Adjoining St. Catherine’s Church is a cloister where you can see a statue of St. Jerome on a 6½-ft.-high column.
Openings=daily from 0600 to 1200 hours and 1400 to 1800 hours.

The Milk Grotto
The Milk Grotto is at a short distance to the southeast of the Basilica of Nativity. It was carved of soft white rock with mosaic fragments on the terrace. Legend has it that Virgin Mary stayed in this grotto with the divine child. One day, while she was suckling the infant Jesus, a few drops of milk spilled to the ground. The milk turned the rock white and it became one of the most revered sites of Christianity. The white rock at the grotto is known for its healing powers. Many European churches have taken away pieces of the rock to put in their own churches.
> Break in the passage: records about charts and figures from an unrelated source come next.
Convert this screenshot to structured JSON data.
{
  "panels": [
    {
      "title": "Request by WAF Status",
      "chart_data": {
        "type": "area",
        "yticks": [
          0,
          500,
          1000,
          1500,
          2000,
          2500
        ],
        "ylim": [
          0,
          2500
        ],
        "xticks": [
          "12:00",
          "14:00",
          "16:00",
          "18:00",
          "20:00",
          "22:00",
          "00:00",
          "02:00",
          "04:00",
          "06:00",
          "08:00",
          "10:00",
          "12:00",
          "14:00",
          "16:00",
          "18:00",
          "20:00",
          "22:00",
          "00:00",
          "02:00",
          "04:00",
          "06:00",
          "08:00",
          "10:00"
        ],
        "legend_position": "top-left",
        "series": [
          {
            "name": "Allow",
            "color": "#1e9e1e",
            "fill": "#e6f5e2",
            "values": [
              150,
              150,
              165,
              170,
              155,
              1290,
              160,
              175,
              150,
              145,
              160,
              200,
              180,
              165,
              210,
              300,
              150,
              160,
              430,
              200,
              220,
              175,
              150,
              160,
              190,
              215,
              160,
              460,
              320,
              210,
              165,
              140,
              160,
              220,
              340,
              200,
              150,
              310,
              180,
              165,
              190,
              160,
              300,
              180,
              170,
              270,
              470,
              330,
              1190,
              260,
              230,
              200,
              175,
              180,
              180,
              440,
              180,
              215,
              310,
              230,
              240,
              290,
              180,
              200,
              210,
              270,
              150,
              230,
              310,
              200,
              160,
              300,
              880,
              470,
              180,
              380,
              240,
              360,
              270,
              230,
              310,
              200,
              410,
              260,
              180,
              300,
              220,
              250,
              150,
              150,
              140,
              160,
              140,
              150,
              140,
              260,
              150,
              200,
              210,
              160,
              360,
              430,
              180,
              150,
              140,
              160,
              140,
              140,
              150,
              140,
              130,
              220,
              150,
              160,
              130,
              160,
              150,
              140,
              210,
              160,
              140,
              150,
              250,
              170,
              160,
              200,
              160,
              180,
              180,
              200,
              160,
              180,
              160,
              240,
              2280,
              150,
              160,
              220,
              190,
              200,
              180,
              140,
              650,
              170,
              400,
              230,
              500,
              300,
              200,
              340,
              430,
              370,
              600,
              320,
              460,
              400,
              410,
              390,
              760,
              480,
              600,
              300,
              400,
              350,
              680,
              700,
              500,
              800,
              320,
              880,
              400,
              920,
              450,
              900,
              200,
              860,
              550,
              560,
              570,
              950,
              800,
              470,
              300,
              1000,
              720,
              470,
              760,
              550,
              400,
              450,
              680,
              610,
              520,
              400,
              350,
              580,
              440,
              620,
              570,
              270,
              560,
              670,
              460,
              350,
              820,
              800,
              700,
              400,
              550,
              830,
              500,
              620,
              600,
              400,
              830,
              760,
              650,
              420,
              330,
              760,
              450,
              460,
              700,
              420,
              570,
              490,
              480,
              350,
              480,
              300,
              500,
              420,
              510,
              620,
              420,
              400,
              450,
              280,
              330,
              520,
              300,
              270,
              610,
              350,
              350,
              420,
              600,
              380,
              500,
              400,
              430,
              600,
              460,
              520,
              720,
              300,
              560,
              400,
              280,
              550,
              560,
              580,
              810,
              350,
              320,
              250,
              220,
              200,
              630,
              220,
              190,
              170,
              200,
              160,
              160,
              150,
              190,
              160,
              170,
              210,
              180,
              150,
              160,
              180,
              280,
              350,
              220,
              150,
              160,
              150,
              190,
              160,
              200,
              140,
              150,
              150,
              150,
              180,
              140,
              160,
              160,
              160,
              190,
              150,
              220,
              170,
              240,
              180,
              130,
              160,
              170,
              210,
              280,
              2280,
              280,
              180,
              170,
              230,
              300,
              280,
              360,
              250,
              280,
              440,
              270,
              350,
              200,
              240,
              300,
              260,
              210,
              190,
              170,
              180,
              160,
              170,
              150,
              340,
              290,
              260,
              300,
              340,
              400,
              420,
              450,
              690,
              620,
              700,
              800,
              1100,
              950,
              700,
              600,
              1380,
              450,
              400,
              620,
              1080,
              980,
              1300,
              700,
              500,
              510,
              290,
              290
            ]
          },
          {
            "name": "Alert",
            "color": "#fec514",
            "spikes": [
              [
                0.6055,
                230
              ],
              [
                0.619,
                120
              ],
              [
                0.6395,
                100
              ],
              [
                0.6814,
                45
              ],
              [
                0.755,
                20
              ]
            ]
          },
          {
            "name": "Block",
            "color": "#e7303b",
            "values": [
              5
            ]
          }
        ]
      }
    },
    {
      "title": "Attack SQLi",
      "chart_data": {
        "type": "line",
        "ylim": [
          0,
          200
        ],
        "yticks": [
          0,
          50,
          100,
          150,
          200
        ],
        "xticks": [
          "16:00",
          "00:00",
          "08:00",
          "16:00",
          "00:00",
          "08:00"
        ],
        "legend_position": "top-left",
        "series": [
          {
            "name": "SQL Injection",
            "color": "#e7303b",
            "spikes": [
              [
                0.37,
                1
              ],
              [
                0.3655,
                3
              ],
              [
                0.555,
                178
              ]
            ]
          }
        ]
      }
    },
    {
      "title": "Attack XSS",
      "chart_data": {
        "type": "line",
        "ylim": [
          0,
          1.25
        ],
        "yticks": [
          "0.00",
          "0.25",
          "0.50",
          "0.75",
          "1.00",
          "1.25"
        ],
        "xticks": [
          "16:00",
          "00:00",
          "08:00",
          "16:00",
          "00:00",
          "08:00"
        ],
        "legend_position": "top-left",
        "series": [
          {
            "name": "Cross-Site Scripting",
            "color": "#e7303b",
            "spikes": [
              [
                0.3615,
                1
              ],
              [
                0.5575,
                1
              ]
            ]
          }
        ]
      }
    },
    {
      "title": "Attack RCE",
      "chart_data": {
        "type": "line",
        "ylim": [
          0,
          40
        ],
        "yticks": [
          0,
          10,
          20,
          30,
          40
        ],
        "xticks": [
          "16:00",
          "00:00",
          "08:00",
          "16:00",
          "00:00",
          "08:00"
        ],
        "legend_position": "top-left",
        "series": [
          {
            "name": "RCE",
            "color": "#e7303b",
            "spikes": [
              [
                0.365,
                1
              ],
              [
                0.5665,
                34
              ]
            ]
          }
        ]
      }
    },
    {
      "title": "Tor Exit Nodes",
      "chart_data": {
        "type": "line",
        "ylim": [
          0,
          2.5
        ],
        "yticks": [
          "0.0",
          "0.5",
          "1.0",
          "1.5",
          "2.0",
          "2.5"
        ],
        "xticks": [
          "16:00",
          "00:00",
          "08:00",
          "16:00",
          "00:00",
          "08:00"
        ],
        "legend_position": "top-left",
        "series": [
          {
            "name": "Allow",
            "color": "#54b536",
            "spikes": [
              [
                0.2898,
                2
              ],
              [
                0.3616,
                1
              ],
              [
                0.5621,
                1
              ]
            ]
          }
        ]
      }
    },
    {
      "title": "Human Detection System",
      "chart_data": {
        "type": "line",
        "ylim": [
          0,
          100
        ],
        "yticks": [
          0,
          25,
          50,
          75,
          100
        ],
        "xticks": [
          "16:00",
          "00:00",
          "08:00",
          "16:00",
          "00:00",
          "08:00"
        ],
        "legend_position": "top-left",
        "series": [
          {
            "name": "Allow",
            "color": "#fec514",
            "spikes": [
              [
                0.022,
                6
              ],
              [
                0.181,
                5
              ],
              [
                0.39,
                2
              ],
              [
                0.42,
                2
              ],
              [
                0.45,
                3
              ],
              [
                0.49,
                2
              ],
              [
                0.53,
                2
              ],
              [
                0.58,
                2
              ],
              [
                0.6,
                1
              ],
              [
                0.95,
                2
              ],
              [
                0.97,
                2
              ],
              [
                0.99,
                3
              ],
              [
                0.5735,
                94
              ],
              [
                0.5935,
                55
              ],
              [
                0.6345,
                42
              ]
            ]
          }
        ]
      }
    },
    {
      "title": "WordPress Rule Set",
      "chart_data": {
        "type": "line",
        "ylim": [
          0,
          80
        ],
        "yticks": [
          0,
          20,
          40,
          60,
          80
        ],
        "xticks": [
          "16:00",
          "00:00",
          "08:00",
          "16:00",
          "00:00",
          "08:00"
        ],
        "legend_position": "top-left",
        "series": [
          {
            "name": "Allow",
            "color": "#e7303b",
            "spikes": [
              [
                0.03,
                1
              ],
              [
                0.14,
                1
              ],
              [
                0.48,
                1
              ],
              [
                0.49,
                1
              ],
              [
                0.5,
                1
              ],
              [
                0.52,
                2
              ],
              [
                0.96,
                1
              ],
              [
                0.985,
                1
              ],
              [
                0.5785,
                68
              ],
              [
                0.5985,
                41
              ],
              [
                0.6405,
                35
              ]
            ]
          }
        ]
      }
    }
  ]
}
Visits made here by nursing mothers are supposed to help their lactation, and packets of the powdered stone are sold as souvenirs.

Openings=daily from 0800 to 1330 hours and 1400 to 1700 hours.

Rachel’s Tomb (Masjid Bilal)
The tomb marks the place where Rachel, the beautiful wife of Jacob, was buried after she died giving birth to their son Benjamin. The tomb is revered not only by the Jews but also by Christians and Muslims. The present mosque, built during Ottoman Empire, is located on the Jerusalem–Hebron road near Bethlehem.
Openings=Sunday through Thursday from 0800 to 1800 hours and on Friday from 0800 to 1300 hours

Shepherds’ Field
Legend has it that it was at Shepherds’ Field where the bewildered shepherds heard the angels singing “Glory to God in the highest, and peace on earth to men of good will”. Many old and new structures are scattered throughout. The field is situated to the east of the village of Beit Sahour.
Opening Hours:

David’s Wells
These are three great cisterns from which, according to legends, King David longed to drink while fighting the Philistines. To the east lies a church discovered in 1895, decorated with mosaic pavements and Greek inscriptions.